Tefft was born in 1794 in Smithfield, Rhode Island. His father died when Israel was around four years old, and his mother relocated so that he could be educated in Boston, Massachusetts.

In 1816, he relocated to Savannah, Georgia, and started a hardware business. A year later, he married Penelope Waite Sessions, a native of Thompson, Connecticut, and granddaughter of Darius Sessions, deputy governor of the Colony of Rhode Island and Providence Plantations. From 1849, the couple lived at the corner of Bull Street and West Jones Street in Savannah.

Tefft fell into heavy debt by December 1818, a month after becoming a father, having had several planned business transactions fail. The business folded during the Panic of 1819.

With his friend Henry J. Finn, Tefft became joint editor and manager of Savannah daily newspaper The Georgian and Evening Advertiser in 1821, albeit briefly. He sold his share in the business to George Robertson Jr., who restored the paper's name to The Georgian, and started a new career with the Bank of the State of Georgia in 1822. He was elected its cashier in 1848, and remained in the role until his death.
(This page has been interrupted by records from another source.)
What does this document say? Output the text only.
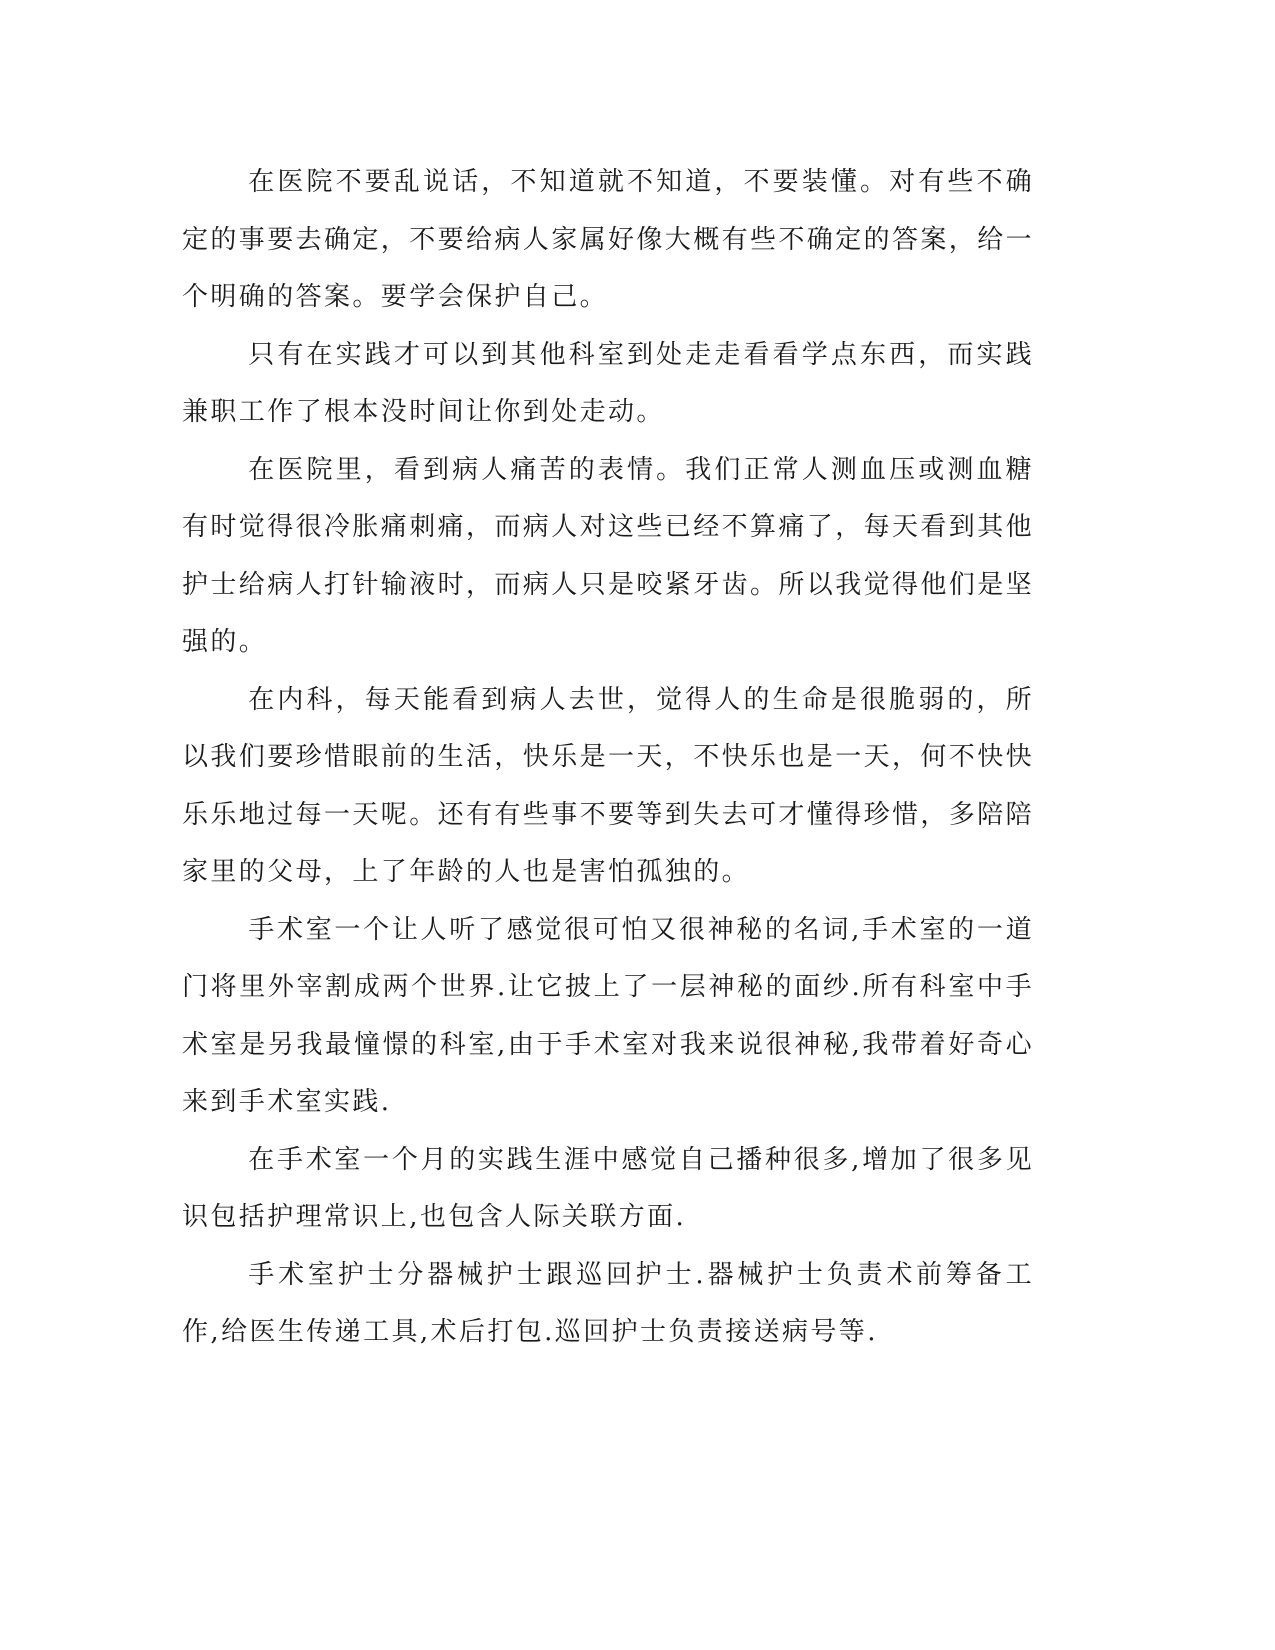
在医院不要乱说话，不知道就不知道，不要装懂。对有些不确定的事要去确定，不要给病人家属好像大概有些不确定的答案，给一个明确的答案。要学会保护自己。

只有在实践才可以到其他科室到处走走看看学点东西，而实践兼职工作了根本没时间让你到处走动。

在医院里，看到病人痛苦的表情。我们正常人测血压或测血糖有时觉得很冷胀痛刺痛，而病人对这些已经不算痛了，每天看到其他护士给病人打针输液时，而病人只是咬紧牙齿。所以我觉得他们是坚强的。

在内科，每天能看到病人去世，觉得人的生命是很脆弱的，所以我们要珍惜眼前的生活，快乐是一天，不快乐也是一天，何不快快乐乐地过每一天呢。还有有些事不要等到失去可才懂得珍惜，多陪陪家里的父母，上了年龄的人也是害怕孤独的。

手术室一个让人听了感觉很可怕又很神秘的名词,手术室的一道门将里外宰割成两个世界.让它披上了一层神秘的面纱.所有科室中手术室是另我最憧憬的科室,由于手术室对我来说很神秘,我带着好奇心来到手术室实践.

在手术室一个月的实践生涯中感觉自己播种很多,增加了很多见识包括护理常识上,也包含人际关联方面.

手术室护士分器械护士跟巡回护士.器械护士负责术前筹备工作,给医生传递工具,术后打包.巡回护士负责接送病号等.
After departing his newspaper role, Tefft wrote the historical work the Native American. He followed it with The Remains of Henry Denison in 1823. The latter was due to appear as 56 pages within The Columbian Lyre: or Specimens of Transatlantic Poetry in 1828. It was to be published in Glasgow, Scotland, but was abandoned. It instead appeared in the literary periodical The Coronal, which was published in Greenock, Scotland.

Tefft was a first corporal with the Chatham Artillery; he resigned after losing out to William Turner for the role of fourth sergeancy.
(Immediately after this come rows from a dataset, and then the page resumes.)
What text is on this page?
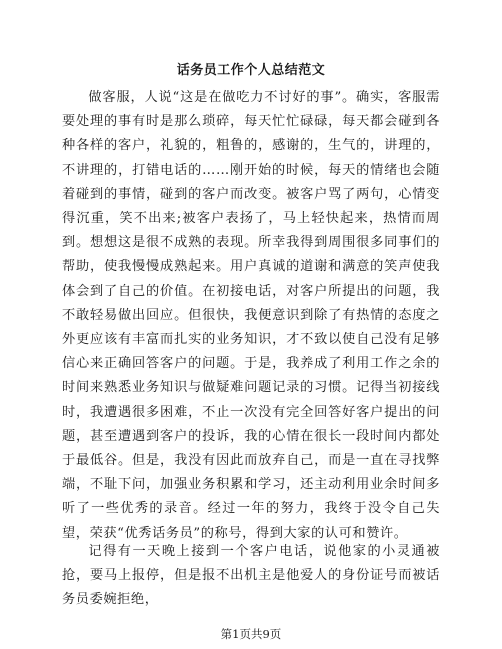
话务员工作个人总结范文

做客服，人说“这是在做吃力不讨好的事”。确实，客服需要处理的事有时是那么琐碎，每天忙忙碌碌，每天都会碰到各种各样的客户，礼貌的，粗鲁的，感谢的，生气的，讲理的，不讲理的，打错电话的……刚开始的时候，每天的情绪也会随着碰到的事情，碰到的客户而改变。被客户骂了两句，心情变得沉重，笑不出来;被客户表扬了，马上轻快起来，热情而周到。想想这是很不成熟的表现。所幸我得到周围很多同事们的帮助，使我慢慢成熟起来。用户真诚的道谢和满意的笑声使我体会到了自己的价值。在初接电话，对客户所提出的问题，我不敢轻易做出回应。但很快，我便意识到除了有热情的态度之外更应该有丰富而扎实的业务知识，才不致以使自己没有足够信心来正确回答客户的问题。于是，我养成了利用工作之余的时间来熟悉业务知识与做疑难问题记录的习惯。记得当初接线时，我遭遇很多困难，不止一次没有完全回答好客户提出的问题，甚至遭遇到客户的投诉，我的心情在很长一段时间内都处于最低谷。但是，我没有因此而放弃自己，而是一直在寻找弊端，不耻下问，加强业务积累和学习，还主动利用业余时间多听了一些优秀的录音。经过一年的努力，我终于没令自己失望，荣获“优秀话务员”的称号，得到大家的认可和赞许。

记得有一天晚上接到一个客户电话，说他家的小灵通被抢，要马上报停，但是报不出机主是他爱人的身份证号而被话务员委婉拒绝，

第1页共9页
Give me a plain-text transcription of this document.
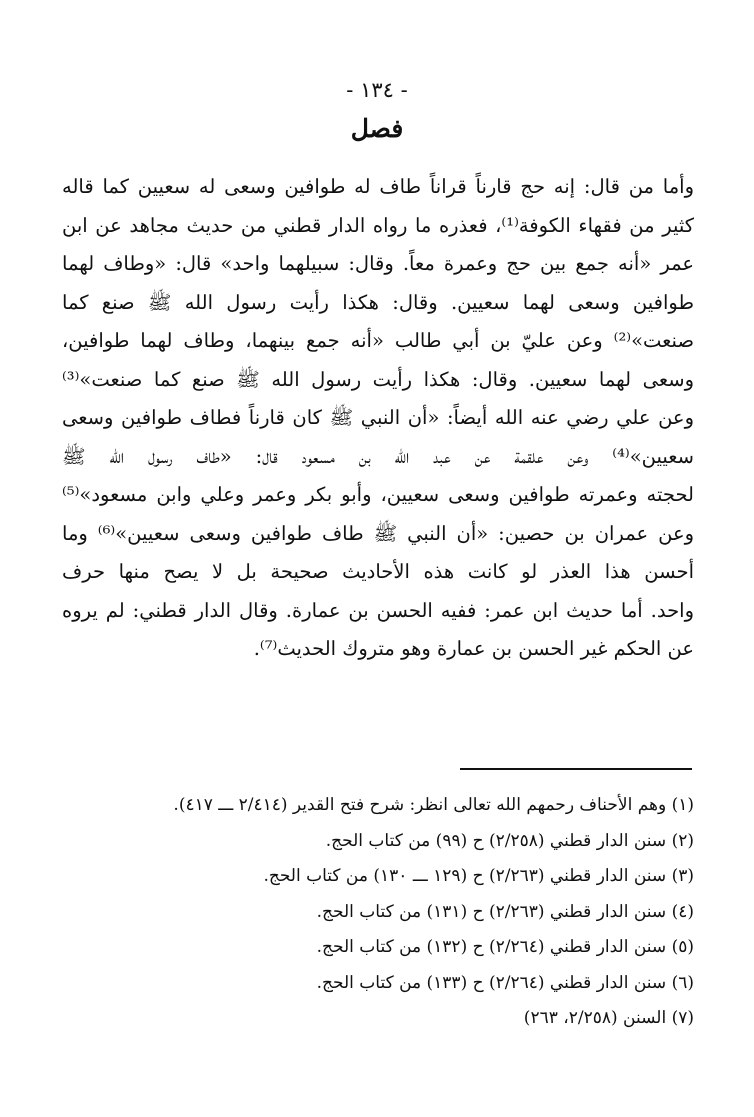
- ١٣٤ -
فصل
وأما من قال: إنه حج قارناً قراناً طاف له طوافين وسعى له سعيين كما قاله
كثير من فقهاء الكوفة⁽¹⁾، فعذره ما رواه الدار قطني من حديث مجاهد عن ابن
عمر «أنه جمع بين حج وعمرة معاً. وقال: سبيلهما واحد» قال: «وطاف لهما
طوافين وسعى لهما سعيين. وقال: هكذا رأيت رسول الله ﷺ صنع كما
صنعت»⁽²⁾ وعن عليّ بن أبي طالب «أنه جمع بينهما، وطاف لهما طوافين،
وسعى لهما سعيين. وقال: هكذا رأيت رسول الله ﷺ صنع كما صنعت»⁽³⁾
وعن علي رضي عنه الله أيضاً: «أن النبي ﷺ كان قارناً فطاف طوافين وسعى
سعيين»⁽⁴⁾ وعن علقمة عن عبد الله بن مسعود قال: «طاف رسول الله ﷺ
لحجته وعمرته طوافين وسعى سعيين، وأبو بكر وعمر وعلي وابن مسعود»⁽⁵⁾
وعن عمران بن حصين: «أن النبي ﷺ طاف طوافين وسعى سعيين»⁽⁶⁾ وما
أحسن هذا العذر لو كانت هذه الأحاديث صحيحة بل لا يصح منها حرف
واحد. أما حديث ابن عمر: ففيه الحسن بن عمارة. وقال الدار قطني: لم يروه
عن الحكم غير الحسن بن عمارة وهو متروك الحديث⁽⁷⁾.
(١) وهم الأحناف رحمهم الله تعالى انظر: شرح فتح القدير (٢/٤١٤ ـــ ٤١٧).
(٢) سنن الدار قطني (٢/٢٥٨) ح (٩٩) من كتاب الحج.
(٣) سنن الدار قطني (٢/٢٦٣) ح (١٢٩ ـــ ١٣٠) من كتاب الحج.
(٤) سنن الدار قطني (٢/٢٦٣) ح (١٣١) من كتاب الحج.
(٥) سنن الدار قطني (٢/٢٦٤) ح (١٣٢) من كتاب الحج.
(٦) سنن الدار قطني (٢/٢٦٤) ح (١٣٣) من كتاب الحج.
(٧) السنن (٢/٢٥٨، ٢٦٣)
Sometime between 1835 and 1844, Cornelius Ver Bryck painted an oil-on-canvas portrait of Tefft.

In 1839, Tefft co-founded the Georgia Historical Society, in which he became a close friend of Alexander Smets. Tefft possessed a large library of autographs and manuscripts, which he had begun around the age of 21. His collection of autographs was believed to have been one of the world's rarest. In 1867, William Gilmore Simms arranged a sale in New York City of Tefft's autograph collection for the benefit of his widow.

==Death==
Tefft died in 1862, aged 68, having been ill for around three months. He was interred in Savannah's Laurel Grove Cemetery. His widow, who survived him by eleven years, was buried beside him. The couple survived each of their three children.